Comparing the residency to being in driver’s ed, Nunez says, “It’s an opportunity to ‘drive the car’ and, at the same time, get tailored feedback from a mentor. The in-the-moment feedback is what caught my eye. It’s tailored to specifically what you need to grow, and you’re matched with a mentor who is closely aligned to you. There are a lot of activities and assigned duties, but it’s duties that will grow you and get you ready for a principalship.”
His mentor, Sunset High School Principal Dr. Jesus Martinez, sees the value of the residency as giving a potential principal access to the inner workings of the actual job. “It is a program that benefits potential candidates by giving them valid and real ‘at-bats’ for doing the job and getting used to the different aspects of the job that aren’t always learned about as an assistant principal or in graduate programs.” When you’re a principal you have to adjust and pivot, Martinez says, and Nunez has had the chance to do just that. When one of the school’s assistant principals went elsewhere, the principal said, “I had to absorb that department, and I gave him a part as well,” in addition to his other duties. “He’s done a great job with it. It was a great opportunity in that it helped him realize that the role is very moldable and adaptable, so it was a real learning experience.”
The duo had other challenges as well. For a while, the principal said, “we were homeless because the school was under construction, so we were working out of Adamson High School and then Pinkston High. Nunez came in during my first year as principal here, in the midst of a construction project, so he’s gotten a real crash course in some of the things that can happen, even getting a chance to see the bond construction process up close. Sooner or later, he’ll be a part of that process when he becomes a principal.”
Martha Bujanda, director of the residency program and of new leader development, said the program is “an incredible opportunity to learn the work, to learn as you go, with your mentor principal at your side guiding you through the process of what it is to be a principal and the many different aspects that entails.

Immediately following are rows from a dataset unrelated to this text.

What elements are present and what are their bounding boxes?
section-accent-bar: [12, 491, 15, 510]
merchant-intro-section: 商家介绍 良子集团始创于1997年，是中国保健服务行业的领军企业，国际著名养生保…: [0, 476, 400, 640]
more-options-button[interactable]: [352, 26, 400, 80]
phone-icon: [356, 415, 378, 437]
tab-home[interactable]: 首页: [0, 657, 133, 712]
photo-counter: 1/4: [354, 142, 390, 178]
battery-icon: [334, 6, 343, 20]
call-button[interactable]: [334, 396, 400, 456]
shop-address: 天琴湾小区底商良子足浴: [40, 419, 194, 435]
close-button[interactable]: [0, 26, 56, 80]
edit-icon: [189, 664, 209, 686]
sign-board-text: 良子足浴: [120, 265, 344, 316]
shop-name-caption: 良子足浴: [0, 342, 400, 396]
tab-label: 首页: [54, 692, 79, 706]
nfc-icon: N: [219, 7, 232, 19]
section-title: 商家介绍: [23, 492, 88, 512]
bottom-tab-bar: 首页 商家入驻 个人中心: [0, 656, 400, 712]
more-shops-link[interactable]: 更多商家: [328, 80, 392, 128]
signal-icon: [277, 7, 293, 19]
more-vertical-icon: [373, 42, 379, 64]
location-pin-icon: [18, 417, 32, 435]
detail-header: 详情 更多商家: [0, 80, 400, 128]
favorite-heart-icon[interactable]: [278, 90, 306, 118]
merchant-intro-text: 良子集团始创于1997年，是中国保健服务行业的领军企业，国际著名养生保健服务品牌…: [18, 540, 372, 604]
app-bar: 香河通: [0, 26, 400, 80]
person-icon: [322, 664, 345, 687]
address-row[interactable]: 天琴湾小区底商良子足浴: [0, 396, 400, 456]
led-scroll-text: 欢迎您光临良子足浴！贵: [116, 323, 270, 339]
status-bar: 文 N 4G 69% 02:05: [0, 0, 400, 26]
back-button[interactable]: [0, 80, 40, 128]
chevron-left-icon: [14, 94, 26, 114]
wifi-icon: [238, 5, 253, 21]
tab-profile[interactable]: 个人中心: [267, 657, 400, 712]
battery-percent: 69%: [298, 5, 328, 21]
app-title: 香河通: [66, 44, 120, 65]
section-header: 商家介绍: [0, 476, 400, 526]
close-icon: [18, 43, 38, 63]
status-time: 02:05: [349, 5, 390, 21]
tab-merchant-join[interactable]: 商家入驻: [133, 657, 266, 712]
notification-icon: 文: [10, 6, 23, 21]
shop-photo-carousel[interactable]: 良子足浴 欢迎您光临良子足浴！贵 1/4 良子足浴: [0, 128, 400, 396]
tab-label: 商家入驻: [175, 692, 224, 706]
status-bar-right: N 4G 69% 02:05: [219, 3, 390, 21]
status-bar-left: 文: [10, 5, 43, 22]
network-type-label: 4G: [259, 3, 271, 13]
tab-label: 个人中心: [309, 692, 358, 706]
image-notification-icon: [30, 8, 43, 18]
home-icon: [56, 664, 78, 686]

“We’re giving them the experiences in the safe space of learning. That’s the power of it,” said Bujanda, who was a principal herself for nine years in Dallas ISD. “If I’d had the opportunity of actually shadowing a principal before I became one, learning at their side instead of learning on the job, I would have had a better understanding of how to address all the situations that arise after you become principal of a school.”
The program was modeled after a similar program in Denver Public Schools, Bujanda says, where the residents exchange experiences throughout the year and develop specific competencies.
It is her hope that the residents will all get their own schools. “The district has invested a significant amount of time, money and talent in ensuring that we’re growing our best and building our own pipeline. We believe in our own. The district has basically created the program for the purpose of developing and growing our own.”
This year’s residents are all people of color – with four African American males and one female, and two Latinos – one male and one female, which helps realize the district’s goal of creating opportunities for equity.
The residents meet at Dallas ISD’s central office once a month as a full cohort to learn and deliver content. “We give them observational feedback,” said Bujanda. “We’ll practice here, and then they’ll go and practice that in their schools. We’re providing a framework around values-based leadership – we do a lot of internal adaptive work on being able to perceive and apply feedback in order to grow.”
Nunez says he enjoys that part of the program as well. “You’re on the campus doing your residency, and then you get to see other principals in action and see other campuses. We take field trips – not as many as we’d like because of Covid – but we do have field trips to look at the different campuses and see the things that are working for them, so that when we have our own school we can apply some of those things to what fits our campus. It really stretches your mind to think and turn things over and look at different styles of leadership.”
“Every time we meet,” he says, “we have an executive director or chief of staff tell us about a different side of things that you wouldn’t normally see, and that’s a good thing. They tell you about their journey, how they got there and the things they did to be successful. They tell you to always keep in mind that it’s not about the position, it’s about the purpose.”
Martinez believes the residency program will give Dallas ISD an advantage over other districts because, “Our principal candidates will enter into the principalship better prepared and ready for the challenges that come with being a first-year principal.”
He was more than willing to be a mentor in the program, he said, because, “I think the more you give to this business, the more you learn and grow yourself. I’ve learned and grown myself in the process, and I look forward to doing it again with another resident. My goal is for [Nunez] to get a position as a principal in our district and to hopefully continue the relationship as far as being a thinking partner. The more I can have those thought partners and develop those relationships, I think the better it will be for our business as a whole and for myself.”